Lui, de son côté, ayant connu Ray, s’en était rapidement méfié. Son ton obséquieux omniprésent l’irritait. Le boulanger avait fait des recherches sur internet lorsque sa psychologue et son avocat avaient cité ces mots : « pervers narcissique ». Certes au début, il n’y croyait pas vraiment.

« Encore un terme à la mode que l’on retrouve partout ! » avait-il dit.

« Nous sommes tous un peu manipulateurs ou narcissiques, l’avons été ou le serons », croit-il fermement. « L’être humain n’est pas parfait, il faut arrêter de cataloguer les gens de la sorte, de suivre un courant, de chercher tous les pervers d’une famille, c’est ridicule ! »

Il avait trouvé ceci sur un magazine féminin et s’en souviendrait comme l’une de ses meilleures recettes de pain, tellement cela l’avait marqué : la technique de manipulation la plus dangereuse du pervers se nomme « le futur faking ». Il tenait à s’en souvenir pour que cela n’arrive plus à quelqu’un de son entourage, ou de sa clientèle. Il voyait faire cet homme et en lisant ceci, il en avait été chagriné d’avoir laissé faire cela. C’était exactement ce que son amie avait vécu, subi. Dès le début de la relation, Ray s’était projeté dans le futur avec Énora, avait créé une multitude d’images mentales de leur futur ensemble, afin qu’émotionnellement elle en soit totalement investie, et cela, très, très vite. Le manipulateur avait créé un conte de fées « on aura ça, et puis ça et ça ! », « on ira vivre ici, tu as vu, c’est ce que tu adores ! » Mais aucune promesse n’avait jamais été tenue. Ce n’était que de la poudre aux yeux, une magnifique utopie. Les projets reculaient aussi vite qu’ils franchissaient ses lèvres empoisonnées. Il avait une telle emprise sur elle, qu’elle en était presque éteinte, elle paraissait malade, pâle. Énora était bloquée dans ses filets, mais surtout l’influence était-elle qu’elle ne pouvait plus lui échapper.

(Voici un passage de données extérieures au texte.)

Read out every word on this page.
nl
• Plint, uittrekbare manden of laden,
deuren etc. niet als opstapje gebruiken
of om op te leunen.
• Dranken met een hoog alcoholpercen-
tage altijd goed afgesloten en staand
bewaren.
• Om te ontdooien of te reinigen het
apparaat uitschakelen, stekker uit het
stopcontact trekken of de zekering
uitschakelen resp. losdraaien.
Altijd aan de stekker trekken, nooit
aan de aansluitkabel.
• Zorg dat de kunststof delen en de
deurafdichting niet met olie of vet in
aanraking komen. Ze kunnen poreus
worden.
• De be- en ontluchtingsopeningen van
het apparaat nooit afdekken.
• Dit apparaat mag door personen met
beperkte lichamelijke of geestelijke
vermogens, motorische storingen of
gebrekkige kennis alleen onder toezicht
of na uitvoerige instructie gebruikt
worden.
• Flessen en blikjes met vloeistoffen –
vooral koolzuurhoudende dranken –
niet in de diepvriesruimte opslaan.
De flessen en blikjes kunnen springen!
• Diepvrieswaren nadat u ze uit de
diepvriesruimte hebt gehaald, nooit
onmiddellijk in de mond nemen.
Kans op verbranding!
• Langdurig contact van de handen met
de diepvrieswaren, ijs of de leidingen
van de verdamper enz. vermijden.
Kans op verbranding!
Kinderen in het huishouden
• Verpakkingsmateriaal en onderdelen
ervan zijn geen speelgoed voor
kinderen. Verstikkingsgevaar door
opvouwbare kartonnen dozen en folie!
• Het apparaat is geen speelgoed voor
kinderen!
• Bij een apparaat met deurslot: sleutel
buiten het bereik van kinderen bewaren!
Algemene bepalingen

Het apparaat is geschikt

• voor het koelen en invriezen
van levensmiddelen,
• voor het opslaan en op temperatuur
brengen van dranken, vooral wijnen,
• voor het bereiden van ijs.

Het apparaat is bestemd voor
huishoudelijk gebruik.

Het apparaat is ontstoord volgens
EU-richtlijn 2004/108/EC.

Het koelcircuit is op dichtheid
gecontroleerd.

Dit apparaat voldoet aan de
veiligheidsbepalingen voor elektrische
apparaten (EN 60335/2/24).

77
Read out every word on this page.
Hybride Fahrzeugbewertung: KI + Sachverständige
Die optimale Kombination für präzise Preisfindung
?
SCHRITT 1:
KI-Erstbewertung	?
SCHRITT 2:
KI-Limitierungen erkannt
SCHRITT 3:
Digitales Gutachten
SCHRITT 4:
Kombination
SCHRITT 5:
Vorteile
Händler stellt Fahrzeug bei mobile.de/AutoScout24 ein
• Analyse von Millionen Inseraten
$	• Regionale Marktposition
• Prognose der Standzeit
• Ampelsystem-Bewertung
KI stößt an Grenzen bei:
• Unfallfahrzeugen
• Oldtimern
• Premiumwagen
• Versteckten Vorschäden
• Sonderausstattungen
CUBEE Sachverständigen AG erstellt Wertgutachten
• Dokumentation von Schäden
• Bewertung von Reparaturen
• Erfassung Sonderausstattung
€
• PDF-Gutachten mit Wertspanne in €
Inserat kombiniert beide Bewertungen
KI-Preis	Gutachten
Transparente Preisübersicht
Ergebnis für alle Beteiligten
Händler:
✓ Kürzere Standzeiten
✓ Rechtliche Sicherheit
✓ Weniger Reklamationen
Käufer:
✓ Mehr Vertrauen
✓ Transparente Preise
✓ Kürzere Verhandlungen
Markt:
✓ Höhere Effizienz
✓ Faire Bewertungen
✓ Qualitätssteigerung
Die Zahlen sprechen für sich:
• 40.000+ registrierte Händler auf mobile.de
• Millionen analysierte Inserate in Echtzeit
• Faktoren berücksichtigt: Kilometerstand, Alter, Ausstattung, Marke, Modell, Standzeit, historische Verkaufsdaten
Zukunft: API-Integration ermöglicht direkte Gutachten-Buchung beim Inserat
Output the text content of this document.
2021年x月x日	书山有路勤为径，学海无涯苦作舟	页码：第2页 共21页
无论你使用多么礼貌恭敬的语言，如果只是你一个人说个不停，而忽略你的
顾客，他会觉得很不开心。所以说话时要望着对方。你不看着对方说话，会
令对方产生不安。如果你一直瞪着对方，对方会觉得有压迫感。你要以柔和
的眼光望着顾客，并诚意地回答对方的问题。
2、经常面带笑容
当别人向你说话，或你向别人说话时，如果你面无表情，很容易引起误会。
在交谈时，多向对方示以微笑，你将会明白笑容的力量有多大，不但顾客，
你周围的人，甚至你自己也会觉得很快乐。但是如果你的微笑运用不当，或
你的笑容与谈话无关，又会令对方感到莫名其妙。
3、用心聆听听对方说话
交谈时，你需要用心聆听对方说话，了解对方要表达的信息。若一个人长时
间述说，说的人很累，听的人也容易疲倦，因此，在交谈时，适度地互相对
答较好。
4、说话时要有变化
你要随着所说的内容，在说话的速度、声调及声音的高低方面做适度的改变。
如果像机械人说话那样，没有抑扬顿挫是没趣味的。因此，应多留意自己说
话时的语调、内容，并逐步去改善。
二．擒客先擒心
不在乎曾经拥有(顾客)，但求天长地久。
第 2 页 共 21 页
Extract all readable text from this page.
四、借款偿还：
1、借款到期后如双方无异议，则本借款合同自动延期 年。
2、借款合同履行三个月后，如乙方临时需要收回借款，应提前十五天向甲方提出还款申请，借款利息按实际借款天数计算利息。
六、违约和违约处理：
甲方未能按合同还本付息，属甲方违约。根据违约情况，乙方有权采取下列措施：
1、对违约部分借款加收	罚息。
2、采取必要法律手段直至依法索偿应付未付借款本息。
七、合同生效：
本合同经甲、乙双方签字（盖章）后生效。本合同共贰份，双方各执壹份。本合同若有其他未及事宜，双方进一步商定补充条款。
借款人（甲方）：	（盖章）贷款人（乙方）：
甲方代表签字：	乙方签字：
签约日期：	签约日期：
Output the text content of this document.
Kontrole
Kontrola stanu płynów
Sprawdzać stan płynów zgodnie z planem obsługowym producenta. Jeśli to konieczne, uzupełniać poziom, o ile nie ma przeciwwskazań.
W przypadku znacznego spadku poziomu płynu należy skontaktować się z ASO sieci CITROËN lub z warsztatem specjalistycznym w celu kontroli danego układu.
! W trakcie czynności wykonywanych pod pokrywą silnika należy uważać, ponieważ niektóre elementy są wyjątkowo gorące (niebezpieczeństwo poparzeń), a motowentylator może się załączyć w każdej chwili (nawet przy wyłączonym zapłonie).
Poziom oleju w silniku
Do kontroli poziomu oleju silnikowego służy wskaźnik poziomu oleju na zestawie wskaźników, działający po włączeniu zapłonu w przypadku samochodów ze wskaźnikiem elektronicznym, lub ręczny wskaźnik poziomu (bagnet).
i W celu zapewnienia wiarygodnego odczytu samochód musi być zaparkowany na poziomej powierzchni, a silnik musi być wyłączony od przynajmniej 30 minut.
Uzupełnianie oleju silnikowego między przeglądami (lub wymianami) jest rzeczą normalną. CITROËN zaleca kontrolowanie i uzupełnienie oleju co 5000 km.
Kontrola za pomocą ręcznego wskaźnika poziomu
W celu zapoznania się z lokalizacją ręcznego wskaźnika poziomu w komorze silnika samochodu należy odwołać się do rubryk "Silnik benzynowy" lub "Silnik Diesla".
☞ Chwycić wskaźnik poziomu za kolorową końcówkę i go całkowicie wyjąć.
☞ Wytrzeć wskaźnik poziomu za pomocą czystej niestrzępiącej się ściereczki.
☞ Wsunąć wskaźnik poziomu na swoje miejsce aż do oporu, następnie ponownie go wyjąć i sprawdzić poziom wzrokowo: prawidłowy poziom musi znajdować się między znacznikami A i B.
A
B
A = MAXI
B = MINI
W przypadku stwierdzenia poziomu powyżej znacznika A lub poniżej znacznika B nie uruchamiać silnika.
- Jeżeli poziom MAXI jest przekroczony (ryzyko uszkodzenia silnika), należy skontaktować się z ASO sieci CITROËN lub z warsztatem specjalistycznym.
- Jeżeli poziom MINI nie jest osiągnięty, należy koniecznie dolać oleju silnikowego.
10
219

Les personnes victimes ont à ce moment-là beaucoup plus de mal à quitter cette situation toxique, à dire « non » ou « stop » quand le pervers en face manque de respect. Le pervers endosse le rôle de victime à la perfection, ce n’est jamais de sa faute, il n’y est jamais pour rien. La création de cette dépendance par un futur imaginé mène vers une descente aux enfers.

« Heureusement, du sang breton coule dans ses veines à cette petite » aimait souvent se dire Christian, spectateur de sa force de caractère pour porter tout cela.

La demande de prêt pour sa voiture avait fait l’effet d’un raz de marée, le déclic tant attendu, le messie espéré. Il avait remercié le ciel pour son amie.

Puis Ray, comme l’indique le document sur internet, avait continué à vivre comme si de rien n’était, se faisait passer pour une victime et avait retrouvé en quelques toutes petites semaines une autre proie.

« Ça ne vit jamais seul ces personnes-là, impossible ! Ils ne savent rien faire s’ils sont isolés. Ils possèdent un fort besoin de manipulation pour se sentir vivants. » avait sifflé Christian.

Il ressent encore beaucoup d’animosité envers ce genre de personnes malveillantes.

Christian sort de ses pensées, Énora est plongée dans les siennes, à regarder les passants effectuer des allées et venues, la tasse de thé à la main.

— J’espère que tout se déroulera comme prévu, j’ai hâte ! Et puis j’offre à ma femme un week-end surprise pour l’occasion. Nous avons besoin de nous retrouver, sortir de notre routine.

— Vous l’aurez ! Je m’occupe aussi de la musique et de la décoration. Où irez-vous ? demande Énora, curieuse.

— Luz Saint Sauveur. Randonnées, restaurants et câlins sous la couette.

— J’adore ! (Elle marque une pause.) Pour ta troisième partie, cela vous regarde, lance-t-elle avec un sourire. Tout sera parfait pour vous dans cette région très reposante, vous allez revenir ressourcés.

Un homme s’approche de Christian et lui serre la main.

— Bonjour, dit-il à l’encontre d’Énora qui lui répond de même.

Elle se lève, fait la bise à son ami Christian, salue de la tête l’homme en face d’elle.

— À très vite, sois sage ! lance-t-elle à son ami.

— Pas trop quand même, s’amuse-t-il.